01:07:19 And they've they've left if you continue to have their information they're still processing that information.
01:07:28 So your policies and procedures that's the key, OK? So it's just being very very clear about what happens, should someone leave. What happens to the e-mail account. Maybe there's a reasonable period of time that maybe after, for argument's sake, after six months your account will be deleted and all the information will be deleted, OK? So you need to think about policies and procedures in accordance with the principles of data protection which you now know in some detail.
Well provided you given that student a data privacy notice where you clearly explain what you're going to do with their personal data and what your obligations are, you're fine. It goes back to being transparent.
There is an exception for historical technical archiving for statistical purposes, so if you can fall within that exception as a lawful basis for processing personal data, you should be fine.

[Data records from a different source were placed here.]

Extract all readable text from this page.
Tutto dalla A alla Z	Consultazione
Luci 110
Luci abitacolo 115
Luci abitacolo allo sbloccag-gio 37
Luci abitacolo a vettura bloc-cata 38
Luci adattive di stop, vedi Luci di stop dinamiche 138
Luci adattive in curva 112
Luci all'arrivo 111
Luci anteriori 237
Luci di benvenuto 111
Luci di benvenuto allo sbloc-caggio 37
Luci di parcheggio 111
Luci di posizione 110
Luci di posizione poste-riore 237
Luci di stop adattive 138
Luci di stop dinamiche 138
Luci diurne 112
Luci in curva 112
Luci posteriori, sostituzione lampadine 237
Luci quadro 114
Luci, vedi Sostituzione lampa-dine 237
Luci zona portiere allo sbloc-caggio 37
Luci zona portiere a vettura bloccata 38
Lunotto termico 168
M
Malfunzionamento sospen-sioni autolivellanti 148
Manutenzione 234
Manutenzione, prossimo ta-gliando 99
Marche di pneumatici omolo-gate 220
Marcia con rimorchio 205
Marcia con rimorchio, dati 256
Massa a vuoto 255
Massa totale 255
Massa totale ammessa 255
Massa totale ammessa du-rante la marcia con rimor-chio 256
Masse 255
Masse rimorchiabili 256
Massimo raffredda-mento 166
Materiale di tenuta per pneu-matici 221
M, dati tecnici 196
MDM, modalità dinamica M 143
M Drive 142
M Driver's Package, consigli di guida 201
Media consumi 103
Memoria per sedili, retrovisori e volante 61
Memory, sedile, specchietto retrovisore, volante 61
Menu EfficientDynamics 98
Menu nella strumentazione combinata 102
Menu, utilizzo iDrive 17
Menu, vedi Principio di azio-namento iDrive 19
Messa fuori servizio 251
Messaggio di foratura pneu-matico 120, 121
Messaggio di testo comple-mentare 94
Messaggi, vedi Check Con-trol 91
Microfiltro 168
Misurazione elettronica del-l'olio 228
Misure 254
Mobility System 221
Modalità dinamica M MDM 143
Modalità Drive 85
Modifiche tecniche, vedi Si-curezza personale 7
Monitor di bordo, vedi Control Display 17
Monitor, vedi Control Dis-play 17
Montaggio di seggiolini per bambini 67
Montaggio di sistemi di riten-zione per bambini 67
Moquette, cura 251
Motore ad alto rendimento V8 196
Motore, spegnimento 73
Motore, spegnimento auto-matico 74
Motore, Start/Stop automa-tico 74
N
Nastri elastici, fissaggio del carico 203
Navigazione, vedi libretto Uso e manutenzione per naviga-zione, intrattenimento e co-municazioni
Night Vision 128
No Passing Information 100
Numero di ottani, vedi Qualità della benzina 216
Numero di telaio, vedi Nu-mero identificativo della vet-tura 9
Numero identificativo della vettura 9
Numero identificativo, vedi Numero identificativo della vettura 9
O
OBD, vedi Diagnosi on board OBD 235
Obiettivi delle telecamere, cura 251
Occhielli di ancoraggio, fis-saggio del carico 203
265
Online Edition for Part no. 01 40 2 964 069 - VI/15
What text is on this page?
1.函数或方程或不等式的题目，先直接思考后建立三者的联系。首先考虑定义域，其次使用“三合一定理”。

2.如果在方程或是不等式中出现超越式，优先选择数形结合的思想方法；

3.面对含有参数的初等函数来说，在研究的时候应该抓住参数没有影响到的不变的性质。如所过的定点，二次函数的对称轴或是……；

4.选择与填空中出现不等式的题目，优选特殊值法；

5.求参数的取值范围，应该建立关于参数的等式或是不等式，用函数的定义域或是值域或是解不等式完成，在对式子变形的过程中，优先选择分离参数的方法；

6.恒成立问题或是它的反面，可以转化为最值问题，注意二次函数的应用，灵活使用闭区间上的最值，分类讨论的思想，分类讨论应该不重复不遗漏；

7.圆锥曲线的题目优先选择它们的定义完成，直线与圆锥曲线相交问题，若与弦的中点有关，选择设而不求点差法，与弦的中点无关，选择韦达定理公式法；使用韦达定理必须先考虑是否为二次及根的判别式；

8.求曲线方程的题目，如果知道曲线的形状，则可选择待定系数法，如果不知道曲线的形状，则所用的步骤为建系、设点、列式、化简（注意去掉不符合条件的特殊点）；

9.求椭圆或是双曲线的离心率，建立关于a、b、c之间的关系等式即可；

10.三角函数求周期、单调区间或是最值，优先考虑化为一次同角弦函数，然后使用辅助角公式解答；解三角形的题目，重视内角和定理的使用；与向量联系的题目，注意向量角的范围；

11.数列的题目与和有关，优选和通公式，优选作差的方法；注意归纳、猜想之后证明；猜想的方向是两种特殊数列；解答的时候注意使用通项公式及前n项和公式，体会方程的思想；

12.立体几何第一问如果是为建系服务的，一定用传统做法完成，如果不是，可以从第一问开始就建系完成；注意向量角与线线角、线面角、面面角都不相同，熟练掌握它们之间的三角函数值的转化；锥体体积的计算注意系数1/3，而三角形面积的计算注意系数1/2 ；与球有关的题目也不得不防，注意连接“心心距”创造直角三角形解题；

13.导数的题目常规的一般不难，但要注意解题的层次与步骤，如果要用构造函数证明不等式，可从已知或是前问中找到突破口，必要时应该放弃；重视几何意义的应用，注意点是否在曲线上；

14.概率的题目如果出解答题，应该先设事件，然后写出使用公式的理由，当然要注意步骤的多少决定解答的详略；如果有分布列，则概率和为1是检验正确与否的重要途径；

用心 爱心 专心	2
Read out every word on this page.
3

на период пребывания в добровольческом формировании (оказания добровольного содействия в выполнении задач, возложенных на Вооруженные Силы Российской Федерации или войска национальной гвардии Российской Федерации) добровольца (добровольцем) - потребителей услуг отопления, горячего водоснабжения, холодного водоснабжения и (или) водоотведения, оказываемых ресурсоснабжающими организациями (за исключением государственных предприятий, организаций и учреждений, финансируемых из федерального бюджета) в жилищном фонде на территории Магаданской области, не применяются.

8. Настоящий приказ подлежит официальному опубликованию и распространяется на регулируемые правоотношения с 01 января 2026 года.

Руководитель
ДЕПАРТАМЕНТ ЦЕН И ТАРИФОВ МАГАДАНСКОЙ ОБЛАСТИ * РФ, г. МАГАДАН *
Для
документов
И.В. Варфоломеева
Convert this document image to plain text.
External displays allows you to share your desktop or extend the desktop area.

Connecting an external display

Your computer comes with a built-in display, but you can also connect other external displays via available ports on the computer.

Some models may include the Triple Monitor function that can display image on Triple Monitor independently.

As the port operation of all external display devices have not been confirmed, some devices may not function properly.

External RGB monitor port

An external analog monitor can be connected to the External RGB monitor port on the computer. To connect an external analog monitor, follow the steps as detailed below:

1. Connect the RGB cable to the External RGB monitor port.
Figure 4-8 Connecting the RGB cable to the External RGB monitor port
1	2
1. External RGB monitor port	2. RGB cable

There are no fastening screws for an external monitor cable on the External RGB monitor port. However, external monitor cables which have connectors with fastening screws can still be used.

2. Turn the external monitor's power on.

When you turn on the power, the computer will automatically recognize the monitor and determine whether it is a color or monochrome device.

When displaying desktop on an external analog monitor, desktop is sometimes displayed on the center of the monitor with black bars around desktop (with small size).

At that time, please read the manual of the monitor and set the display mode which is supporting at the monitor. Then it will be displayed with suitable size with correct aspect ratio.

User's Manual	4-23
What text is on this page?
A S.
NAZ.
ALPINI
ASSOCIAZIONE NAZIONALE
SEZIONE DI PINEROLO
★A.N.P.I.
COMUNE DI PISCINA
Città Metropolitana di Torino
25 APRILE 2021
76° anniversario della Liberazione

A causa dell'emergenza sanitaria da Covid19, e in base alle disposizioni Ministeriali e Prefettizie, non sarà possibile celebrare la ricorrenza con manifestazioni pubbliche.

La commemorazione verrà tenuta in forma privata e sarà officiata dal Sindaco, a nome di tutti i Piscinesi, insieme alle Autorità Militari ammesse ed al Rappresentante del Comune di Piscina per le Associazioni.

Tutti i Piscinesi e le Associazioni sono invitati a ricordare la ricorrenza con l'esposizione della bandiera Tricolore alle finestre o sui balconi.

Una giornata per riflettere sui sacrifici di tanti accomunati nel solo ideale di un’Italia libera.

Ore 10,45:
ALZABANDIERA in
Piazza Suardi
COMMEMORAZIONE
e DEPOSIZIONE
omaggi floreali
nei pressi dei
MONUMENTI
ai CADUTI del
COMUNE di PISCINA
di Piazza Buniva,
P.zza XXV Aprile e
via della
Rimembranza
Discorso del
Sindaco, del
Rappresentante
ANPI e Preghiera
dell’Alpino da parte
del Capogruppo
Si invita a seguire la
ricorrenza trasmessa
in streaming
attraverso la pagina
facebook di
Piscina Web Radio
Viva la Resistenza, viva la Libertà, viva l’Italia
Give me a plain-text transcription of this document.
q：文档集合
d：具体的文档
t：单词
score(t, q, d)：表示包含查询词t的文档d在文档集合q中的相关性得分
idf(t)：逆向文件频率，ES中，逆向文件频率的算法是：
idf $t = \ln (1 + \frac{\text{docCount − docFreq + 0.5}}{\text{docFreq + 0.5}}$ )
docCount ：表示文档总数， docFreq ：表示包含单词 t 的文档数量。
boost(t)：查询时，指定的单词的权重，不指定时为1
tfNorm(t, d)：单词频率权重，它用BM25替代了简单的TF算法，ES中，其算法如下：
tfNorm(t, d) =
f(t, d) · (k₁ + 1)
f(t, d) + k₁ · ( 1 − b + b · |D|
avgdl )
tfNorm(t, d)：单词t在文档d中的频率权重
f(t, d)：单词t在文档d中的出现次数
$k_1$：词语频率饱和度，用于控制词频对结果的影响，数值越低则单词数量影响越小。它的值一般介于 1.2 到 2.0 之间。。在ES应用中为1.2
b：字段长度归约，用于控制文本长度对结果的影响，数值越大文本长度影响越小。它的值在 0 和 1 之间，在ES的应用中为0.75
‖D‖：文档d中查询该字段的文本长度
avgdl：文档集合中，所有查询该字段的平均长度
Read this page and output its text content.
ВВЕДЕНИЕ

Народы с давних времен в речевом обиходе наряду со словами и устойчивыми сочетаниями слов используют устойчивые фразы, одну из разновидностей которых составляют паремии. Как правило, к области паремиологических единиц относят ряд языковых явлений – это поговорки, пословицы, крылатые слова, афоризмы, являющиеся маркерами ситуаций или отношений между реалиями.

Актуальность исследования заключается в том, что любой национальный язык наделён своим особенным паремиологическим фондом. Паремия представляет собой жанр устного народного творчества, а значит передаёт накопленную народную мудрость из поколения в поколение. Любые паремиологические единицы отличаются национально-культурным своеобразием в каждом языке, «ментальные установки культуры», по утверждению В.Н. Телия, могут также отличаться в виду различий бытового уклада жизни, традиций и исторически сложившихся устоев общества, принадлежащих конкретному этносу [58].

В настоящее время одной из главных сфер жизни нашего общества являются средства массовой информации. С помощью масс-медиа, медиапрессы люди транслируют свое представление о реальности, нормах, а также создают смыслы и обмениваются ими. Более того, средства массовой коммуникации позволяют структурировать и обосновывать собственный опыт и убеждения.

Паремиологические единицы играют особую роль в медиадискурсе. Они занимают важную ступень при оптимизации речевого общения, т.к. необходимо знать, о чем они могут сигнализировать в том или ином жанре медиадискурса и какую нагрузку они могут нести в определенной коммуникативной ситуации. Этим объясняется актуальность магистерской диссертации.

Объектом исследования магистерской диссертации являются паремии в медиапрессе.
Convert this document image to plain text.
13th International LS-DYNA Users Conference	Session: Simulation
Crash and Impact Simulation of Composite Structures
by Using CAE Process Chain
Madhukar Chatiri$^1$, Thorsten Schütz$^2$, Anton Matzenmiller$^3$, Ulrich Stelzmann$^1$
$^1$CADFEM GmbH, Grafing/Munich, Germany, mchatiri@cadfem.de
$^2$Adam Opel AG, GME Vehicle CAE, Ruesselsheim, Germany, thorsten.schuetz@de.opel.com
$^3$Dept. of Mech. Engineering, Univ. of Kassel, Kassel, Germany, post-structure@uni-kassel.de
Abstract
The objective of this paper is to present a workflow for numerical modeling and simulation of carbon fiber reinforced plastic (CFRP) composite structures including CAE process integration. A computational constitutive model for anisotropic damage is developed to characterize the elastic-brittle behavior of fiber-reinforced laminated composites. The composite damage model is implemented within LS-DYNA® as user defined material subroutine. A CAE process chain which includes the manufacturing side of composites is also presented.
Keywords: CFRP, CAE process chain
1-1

01:09:16 Well processing it's actually spelt out on article 4. Such a definition there. It includes includes pretty much anything you do. Looking at someone's personal data on a screen is processing personal data.
01:09:52 What's interesting, before I go, well if you got Alexa, that's sucking up huge amounts of personal debt and special person. It can't tell the difference between your voice and someone else's voice that's actually processing personal data. No consent, no data privacy notice, it's totally in breach of the GDPR and as part of our program at Henley, we do a one day workshop where we talk about artificial intelligence and the Internet of Things. It's one of those things to think about, because lots of these devices now have that but you've got to bake in data protection in that. So these things will change.